Boyd’s latest post talks about how he approaches his work, a subject I find endlessly fascinating.
I basically employ three styles of work journaling:
- On a daily basis, I plan and track my work with the ‘1, 2, 3′ technique.
- On a weekly basis, I plan and track using the ‘must, should, might’ technique.
- On ‘agenda’ projects, I plan and track using the ‘do, do, do’ technique. I use the term ‘agenda’ to distinguish with the short-range calendar orientation of daily and weekly projects. This will make more sense, later on.
Breaking down that ‘1, 2, 3’ technique, he notes that (like me) he’s realised there’s only a certain amount you can sustainably get done in one day:
Specifically, I have learned that I can do the following:
- One major activity, such as working for a few hours on client research, or writing for a few hours. This is the ‘1′ in the ‘1, 2, 3′.

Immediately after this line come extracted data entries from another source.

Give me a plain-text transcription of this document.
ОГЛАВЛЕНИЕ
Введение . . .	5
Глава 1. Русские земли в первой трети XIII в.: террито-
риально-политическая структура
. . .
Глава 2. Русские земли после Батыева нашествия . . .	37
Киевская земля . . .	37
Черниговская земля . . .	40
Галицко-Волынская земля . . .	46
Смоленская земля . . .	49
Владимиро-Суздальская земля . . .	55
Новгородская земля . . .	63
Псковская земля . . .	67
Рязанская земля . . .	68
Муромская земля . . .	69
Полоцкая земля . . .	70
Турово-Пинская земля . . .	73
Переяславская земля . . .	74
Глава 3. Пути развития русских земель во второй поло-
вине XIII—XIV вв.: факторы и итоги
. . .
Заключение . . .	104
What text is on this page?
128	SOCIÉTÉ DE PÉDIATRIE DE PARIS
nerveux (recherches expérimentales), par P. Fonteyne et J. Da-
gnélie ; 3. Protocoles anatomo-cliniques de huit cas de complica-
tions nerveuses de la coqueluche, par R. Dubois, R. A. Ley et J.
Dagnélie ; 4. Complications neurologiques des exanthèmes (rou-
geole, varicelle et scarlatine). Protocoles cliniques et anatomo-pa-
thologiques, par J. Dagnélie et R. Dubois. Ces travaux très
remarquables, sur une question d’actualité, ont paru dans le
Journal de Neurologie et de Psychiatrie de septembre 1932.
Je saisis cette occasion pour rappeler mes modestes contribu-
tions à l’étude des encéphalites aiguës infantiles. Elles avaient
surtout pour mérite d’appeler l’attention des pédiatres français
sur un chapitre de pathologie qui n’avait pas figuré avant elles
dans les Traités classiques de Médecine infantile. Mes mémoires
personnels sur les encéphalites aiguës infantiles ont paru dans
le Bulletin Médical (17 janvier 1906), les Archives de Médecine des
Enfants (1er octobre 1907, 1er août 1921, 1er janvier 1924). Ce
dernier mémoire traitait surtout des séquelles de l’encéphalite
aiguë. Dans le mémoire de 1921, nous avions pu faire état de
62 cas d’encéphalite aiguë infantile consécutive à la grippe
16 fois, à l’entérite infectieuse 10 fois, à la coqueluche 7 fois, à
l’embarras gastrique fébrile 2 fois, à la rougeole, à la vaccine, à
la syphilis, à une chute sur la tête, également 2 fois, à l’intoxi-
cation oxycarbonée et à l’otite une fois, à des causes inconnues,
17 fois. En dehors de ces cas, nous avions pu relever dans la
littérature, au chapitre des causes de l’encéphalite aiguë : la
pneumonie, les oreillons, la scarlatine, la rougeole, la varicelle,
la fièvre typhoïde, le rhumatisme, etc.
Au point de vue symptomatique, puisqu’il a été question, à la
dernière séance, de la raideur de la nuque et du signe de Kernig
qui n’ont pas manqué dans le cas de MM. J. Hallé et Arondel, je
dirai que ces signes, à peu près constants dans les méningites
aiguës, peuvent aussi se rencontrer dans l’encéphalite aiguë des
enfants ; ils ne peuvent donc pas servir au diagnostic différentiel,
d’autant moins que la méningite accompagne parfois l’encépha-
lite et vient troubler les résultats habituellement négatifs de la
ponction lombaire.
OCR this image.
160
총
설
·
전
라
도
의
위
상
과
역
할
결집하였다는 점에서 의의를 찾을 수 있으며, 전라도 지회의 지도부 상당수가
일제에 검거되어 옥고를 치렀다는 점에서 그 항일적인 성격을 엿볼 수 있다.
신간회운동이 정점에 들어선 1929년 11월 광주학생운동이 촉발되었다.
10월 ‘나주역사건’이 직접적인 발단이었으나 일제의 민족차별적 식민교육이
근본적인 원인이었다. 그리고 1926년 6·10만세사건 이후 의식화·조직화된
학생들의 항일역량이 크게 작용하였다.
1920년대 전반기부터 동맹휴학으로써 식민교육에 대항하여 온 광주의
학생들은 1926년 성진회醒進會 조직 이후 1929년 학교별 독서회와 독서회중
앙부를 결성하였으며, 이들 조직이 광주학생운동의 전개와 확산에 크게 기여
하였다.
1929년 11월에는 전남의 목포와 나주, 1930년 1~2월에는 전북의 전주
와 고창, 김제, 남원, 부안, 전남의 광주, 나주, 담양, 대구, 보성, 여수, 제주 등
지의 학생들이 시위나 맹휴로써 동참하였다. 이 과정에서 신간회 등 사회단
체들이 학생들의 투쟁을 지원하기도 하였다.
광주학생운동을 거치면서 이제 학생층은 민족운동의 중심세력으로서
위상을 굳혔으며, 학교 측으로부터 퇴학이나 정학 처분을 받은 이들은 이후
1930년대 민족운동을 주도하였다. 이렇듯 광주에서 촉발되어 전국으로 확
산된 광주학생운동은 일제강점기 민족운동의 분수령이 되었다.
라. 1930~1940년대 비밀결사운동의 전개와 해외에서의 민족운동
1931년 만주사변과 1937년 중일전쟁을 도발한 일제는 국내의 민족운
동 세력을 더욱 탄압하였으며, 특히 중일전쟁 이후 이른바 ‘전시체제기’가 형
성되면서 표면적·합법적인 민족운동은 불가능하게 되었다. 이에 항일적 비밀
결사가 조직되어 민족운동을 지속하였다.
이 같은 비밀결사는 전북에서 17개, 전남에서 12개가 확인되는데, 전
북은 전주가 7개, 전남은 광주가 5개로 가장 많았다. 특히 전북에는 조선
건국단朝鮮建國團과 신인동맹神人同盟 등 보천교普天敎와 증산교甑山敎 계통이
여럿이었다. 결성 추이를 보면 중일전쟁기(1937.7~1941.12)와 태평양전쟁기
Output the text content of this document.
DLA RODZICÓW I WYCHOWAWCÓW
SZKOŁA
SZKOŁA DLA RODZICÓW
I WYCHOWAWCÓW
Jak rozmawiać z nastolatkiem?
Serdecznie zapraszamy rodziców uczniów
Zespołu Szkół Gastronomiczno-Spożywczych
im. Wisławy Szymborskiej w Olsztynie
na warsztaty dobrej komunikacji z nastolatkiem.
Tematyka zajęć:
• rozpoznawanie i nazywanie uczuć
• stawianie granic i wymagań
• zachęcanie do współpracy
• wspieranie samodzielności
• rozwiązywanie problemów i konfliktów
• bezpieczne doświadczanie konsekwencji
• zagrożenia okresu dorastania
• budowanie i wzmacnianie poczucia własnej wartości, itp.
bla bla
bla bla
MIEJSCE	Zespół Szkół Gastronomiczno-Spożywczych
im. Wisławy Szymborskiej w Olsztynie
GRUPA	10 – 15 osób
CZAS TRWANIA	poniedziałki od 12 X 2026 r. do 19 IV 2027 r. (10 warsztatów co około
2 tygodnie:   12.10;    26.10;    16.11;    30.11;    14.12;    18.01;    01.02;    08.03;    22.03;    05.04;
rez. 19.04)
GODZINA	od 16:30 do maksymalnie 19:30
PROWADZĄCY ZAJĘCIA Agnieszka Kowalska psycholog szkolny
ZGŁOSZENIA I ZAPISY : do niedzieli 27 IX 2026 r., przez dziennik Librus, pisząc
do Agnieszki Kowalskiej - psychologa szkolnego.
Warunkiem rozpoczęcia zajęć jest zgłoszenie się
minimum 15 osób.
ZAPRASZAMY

- Two medium sized activities, like a 45 minute phone call, or doing an hour-long webinar. This is the ‘2′ in the ‘1, 2, 3′.
- Three short activities, taking less than 45 minutes. This is the ‘3′ in the ‘1, 2, 3′.
I’m not sure how many hours per day Boyd works, but I bet it varies. What I like about this approach is that having a ‘major activity’ that you check off each day makes you feel like you’ve achieved something. A day full of short and medium-sized activities feels somewhat wasted.